The Bureau of Labor Statics jobs report, June 2013: unemployment rate unchanged.
To be precise, the unemployment rate is hovering at 7.6%, exactly where it has been since March, except for a brief interlude in May when it dipped down to 7.5%. While those numbers represent a significant drop from the 10% unemployment the United States experienced in October 2009, it’s still a mere 0.2% lower than the 7.8% jobless rate that President Obama inherited when he first took office in January 2009. Quite the recovery.
While America’s shambling rehabilitation from the financial collapse is real, it has been stymied by government budget cuts and mass public employee layoffs. Between 2009 and summer 2012, public schools alone shed 300,000 employees. The job cuts have continued since, thanks in part to the sequester. Congress, meanwhile, has stalwartly resisted any attempts new stimulative spending, even refusing to fund an upgrade to country’s corroding infrastructure.
The rationale for cutting spending on social services, basic infrastructure and public employment was based in large part on the claim that high debt levels were dragging down the economy. An influential study by economists Carmen Reinhart and Kenneth Rogoff found that nations’ economies begin to shrink once their overall debt burden exceeds 90% of their GDP. Cutting America’s debt, said the austerians, will spur private investment and grow the economy.
Washington policymakers went along with the plan. The federal government actually reached its self-imposed deficit reduction target in March, to very little fanfare. One month later, researchers at the University of Massachusetts-Amherst found “serious errors” in the Reinhart-Rogoff study. The U.S. had given austerity a fair shot, even though the empirical case in its favor was looking more dubious than ever.
Yet, as this month’s jobs numbers demonstrate, nothing has changed.

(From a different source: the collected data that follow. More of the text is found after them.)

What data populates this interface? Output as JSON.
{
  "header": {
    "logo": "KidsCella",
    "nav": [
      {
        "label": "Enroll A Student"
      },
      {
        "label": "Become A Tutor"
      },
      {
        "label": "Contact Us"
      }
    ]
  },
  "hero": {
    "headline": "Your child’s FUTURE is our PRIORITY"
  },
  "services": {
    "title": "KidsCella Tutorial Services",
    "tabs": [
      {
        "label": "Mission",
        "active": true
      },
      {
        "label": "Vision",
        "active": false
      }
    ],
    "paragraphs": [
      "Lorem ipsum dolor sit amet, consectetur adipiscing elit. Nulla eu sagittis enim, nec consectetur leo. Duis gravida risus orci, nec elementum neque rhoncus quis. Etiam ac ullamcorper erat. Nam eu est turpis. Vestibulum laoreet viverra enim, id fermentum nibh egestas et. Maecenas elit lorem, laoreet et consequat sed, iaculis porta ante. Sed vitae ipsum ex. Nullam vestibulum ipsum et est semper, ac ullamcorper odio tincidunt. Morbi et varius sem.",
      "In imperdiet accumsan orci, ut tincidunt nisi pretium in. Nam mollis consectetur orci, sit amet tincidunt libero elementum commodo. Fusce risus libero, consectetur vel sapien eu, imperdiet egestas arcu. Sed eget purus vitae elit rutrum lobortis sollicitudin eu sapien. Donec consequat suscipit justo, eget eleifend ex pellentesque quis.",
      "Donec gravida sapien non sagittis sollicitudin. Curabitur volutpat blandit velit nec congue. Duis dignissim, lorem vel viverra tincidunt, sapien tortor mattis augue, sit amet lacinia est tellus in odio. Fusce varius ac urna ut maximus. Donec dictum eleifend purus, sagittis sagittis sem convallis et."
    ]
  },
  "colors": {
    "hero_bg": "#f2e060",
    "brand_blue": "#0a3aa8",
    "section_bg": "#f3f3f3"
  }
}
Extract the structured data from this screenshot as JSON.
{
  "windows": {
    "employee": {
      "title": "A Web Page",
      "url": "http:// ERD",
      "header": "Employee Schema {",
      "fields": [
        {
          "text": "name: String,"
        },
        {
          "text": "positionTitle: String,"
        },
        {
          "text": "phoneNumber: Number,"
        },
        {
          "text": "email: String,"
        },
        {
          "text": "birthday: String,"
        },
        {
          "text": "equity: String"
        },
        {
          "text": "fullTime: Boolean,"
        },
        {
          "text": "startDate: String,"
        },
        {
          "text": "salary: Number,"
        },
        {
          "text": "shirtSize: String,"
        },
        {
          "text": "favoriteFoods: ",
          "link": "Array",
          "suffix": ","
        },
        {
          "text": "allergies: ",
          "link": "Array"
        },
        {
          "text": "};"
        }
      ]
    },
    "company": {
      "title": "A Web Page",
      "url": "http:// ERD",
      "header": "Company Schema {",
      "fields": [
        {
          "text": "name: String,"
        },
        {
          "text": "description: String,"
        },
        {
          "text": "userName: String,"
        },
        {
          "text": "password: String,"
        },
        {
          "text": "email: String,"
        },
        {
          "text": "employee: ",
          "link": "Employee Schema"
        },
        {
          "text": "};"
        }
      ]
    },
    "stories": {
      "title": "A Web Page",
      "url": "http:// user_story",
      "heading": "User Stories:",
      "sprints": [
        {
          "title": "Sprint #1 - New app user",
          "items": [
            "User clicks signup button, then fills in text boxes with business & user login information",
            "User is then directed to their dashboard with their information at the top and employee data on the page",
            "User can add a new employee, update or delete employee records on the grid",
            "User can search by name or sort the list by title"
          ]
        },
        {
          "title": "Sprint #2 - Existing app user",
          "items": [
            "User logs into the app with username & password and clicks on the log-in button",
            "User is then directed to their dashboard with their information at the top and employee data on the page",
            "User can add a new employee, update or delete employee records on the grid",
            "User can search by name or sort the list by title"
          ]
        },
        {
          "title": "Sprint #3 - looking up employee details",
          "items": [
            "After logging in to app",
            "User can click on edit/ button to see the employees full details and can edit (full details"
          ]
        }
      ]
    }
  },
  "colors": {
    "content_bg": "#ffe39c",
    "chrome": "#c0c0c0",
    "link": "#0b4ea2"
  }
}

Austerity drags on at the state and municipal levels, and Congress is unlikely to do anything about it any time soon. House Speaker John Boehner reiterated the Republicans’ opposition to stimulative spending in a statement responding to the latest numbers.
“Imagine how many jobs would be created if the president stopped trying to expand government and started working with Republicans on policies that create sustained economic growth and expand opportunity for all Americans,” he said.
The White House’s own response urged lawmakers not to “impose self-inflicted wounds on the economy,” but tacitly acknowledged the president’s limited power to influence domestic economic policy.
“The president will continue to press Congress to act on the proposals he called for in his State of the Union address to make America a magnet for good jobs, help workers obtain the skills they need for those jobs, and make sure that honest work leads to a decent living,” said White House Council of Economic Advisers chairman Alan B. Krueger.
So the political dynamics remain basically unchanged. The political machinery for tinkering with economic policy remains stuck in place. The unemployment rate is unchanged.